The Asthma Riddle is no $urprise to Us…

April 13th, 2004

To the Editor,

This article is a wake up call to Americans. However, it omits one essential question. Why are we spending so much money on consumer goods and services that trigger or cause asthma and reactive airway disease? Our product labels tell us almost nothing about our products since full disclosure on product labels is not legally required in the USA as it is in many European countries.

However, the MSDS sheets on products offer a wider vision. Still incomplete, they provide details of the hazardous properties for disclosed ingredients, e.g. detergents, fabric softeners and household cleaners often contain petrochemicals and alcohol esters which are respiratory irritants and non-essential to product efficacy. Synthetic fragrances are reported to be asthma triggers for the majority of sufferers by the American Lung Association. Why are they not banned from use in our schools and offices to maximize productivity when 25 million Americans have respiratory problems?

Industry is fond of citing cockroach remains as triggering asthma but fails to tell us that broadcast spraying of pesticides distributes highly toxic particles with severe adverse effects on pulmonary, digestive and neurological systems. The contamination may last for months or years in carpets, clothing and upholstery. Pesticides were developed for use on crops with sunlight to help degrade them. Indoors, residues can again become airborne from application of heat and cleaning efforts. Why can’t we get a bill passed in congress that allows parents and teachers to be told in advance when pesticides of this nature are to be sprayed in schools or even restrict the use of pesticides to effective products which do not become airborne? Asthma is the major cause of absenteeism in schools.

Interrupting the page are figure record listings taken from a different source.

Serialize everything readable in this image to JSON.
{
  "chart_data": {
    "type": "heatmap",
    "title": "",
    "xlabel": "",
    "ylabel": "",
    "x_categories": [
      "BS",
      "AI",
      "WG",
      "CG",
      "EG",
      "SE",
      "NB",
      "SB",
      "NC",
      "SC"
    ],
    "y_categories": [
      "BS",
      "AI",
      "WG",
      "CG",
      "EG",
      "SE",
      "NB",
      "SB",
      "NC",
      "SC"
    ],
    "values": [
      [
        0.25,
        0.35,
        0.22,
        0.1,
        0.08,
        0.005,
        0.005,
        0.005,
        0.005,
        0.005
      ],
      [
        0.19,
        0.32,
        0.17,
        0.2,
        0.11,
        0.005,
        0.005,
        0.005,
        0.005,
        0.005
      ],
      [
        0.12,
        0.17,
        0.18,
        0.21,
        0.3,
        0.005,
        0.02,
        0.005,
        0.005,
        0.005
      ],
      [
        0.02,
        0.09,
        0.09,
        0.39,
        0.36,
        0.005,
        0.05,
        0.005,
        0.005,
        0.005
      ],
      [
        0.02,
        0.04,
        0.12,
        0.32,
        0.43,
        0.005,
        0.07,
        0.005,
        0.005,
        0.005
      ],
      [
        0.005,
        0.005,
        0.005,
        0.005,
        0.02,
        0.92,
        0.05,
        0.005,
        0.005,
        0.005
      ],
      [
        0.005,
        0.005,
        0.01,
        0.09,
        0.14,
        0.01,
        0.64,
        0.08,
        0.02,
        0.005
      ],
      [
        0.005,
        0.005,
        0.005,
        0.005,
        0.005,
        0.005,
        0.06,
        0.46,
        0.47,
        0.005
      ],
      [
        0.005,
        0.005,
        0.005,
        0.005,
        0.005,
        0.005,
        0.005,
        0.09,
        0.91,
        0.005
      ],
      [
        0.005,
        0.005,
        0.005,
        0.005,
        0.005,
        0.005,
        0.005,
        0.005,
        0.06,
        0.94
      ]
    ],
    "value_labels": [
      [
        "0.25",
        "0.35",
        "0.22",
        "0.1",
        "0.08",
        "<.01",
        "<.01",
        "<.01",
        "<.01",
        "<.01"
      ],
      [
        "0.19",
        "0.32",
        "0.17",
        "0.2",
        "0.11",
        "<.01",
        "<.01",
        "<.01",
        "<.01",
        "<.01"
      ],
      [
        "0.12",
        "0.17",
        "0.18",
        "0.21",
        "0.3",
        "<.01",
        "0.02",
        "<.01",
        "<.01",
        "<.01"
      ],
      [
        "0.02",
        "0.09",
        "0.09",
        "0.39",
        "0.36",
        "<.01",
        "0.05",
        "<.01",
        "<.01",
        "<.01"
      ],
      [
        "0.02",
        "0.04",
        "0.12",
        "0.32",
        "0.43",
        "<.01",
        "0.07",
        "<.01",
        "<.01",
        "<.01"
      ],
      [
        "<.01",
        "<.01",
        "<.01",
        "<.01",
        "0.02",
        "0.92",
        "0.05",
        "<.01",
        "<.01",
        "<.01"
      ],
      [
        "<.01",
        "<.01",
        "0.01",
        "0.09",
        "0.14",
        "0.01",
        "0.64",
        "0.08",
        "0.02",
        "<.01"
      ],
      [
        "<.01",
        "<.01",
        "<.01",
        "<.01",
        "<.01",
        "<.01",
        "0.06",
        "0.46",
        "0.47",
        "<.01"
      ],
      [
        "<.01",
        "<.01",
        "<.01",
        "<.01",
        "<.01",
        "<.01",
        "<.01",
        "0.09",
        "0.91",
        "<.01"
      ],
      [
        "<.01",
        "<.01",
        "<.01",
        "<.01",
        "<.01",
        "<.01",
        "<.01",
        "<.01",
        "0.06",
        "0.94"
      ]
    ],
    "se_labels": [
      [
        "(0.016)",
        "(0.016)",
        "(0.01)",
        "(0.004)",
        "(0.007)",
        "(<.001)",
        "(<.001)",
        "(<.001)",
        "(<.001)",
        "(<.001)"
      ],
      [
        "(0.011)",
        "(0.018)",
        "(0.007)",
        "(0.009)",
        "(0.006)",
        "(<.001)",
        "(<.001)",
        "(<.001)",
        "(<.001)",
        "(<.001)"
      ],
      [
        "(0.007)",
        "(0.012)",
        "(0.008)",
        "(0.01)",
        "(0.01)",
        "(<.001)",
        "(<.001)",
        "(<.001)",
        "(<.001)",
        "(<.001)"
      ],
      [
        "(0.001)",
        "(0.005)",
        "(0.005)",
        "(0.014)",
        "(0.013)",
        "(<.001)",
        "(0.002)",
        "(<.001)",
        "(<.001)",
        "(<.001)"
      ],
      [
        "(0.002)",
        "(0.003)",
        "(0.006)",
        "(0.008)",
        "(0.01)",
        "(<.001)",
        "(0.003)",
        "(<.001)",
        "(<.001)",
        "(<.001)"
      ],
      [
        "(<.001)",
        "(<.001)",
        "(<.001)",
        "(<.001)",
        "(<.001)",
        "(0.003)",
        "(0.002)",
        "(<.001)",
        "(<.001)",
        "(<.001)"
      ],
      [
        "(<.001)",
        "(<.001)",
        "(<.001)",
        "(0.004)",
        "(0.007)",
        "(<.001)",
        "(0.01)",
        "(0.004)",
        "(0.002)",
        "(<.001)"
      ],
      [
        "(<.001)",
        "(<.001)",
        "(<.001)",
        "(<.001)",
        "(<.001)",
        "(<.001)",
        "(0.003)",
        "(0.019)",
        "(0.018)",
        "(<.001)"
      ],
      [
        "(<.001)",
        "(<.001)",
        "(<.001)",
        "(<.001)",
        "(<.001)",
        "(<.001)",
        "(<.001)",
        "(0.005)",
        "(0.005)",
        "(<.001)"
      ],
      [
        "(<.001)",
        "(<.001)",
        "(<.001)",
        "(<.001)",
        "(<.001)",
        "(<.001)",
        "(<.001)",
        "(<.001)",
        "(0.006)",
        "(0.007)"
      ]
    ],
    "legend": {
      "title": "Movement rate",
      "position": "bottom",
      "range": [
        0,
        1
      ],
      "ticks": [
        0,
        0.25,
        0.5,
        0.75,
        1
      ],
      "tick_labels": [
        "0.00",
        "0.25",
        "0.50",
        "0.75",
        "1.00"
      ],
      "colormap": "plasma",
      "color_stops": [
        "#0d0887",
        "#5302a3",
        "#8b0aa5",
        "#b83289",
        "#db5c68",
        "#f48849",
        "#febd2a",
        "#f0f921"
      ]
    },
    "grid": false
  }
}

Industry profits from developing medicines to help asthma (ineffective for many sufferers) but also profits from the sale of chemical used in marketed products which can provokes asthma attacks. The public needs to demand full disclosure of ingredients when making purchases so we can determine the risk/reward curve for ourselves in spending our dollars. Asthma is a symptom of our national health crisis and we can effect changes in this state of affairs with knowledge and using our power as consumers.